Davidoff speculated some foreign money might now look to other Canadian cities like Victoria, Kelowna, B.C., or even Toronto. Which means the problem of unaffordable housing might just get punted elsewhere.
Should Ontario enact a similar tax in the GTA?
The new B.C. tax has inspired Ontario's finance minister. Charles Sousa said Tuesday he "welcomes" the move and will "be looking very closely" at it in the months ahead for the Greater Toronto Area, where prices for detached, single-family homes are up around 20 per cent year-over-year.
That scorching pace will only intensify if investor cash now diverts to Toronto from Vancouver.
"Even if two to three per cent of that money would come here, any increase in demand is going to put pressure on our prices, so the government should be looking at that proactively," Toronto real estate agent and real estate blogger David Fleming said.

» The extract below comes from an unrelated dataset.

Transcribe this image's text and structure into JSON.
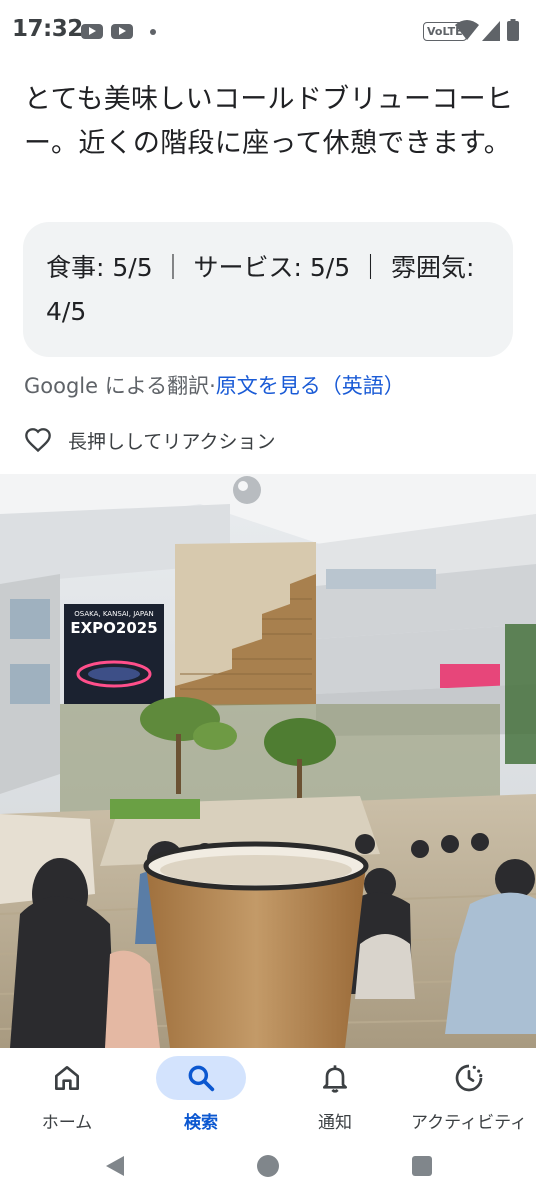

Ontario would have to follow B.C.'s lead and update its land-transfer rules to be able to collect information like a buyer's nationality and the identity of the beneficial owners behind a homebuying corporation or trust, but it's nothing that hasn't been done elsewhere.
"We're living in a brave new world," UBC's Davidoff said, "where internationally mobile capital is actually chasing single family homes and apartments. That didn't use to happen as much.
"So any place that is feeling like it's a target should start to implement these kinds of taxes."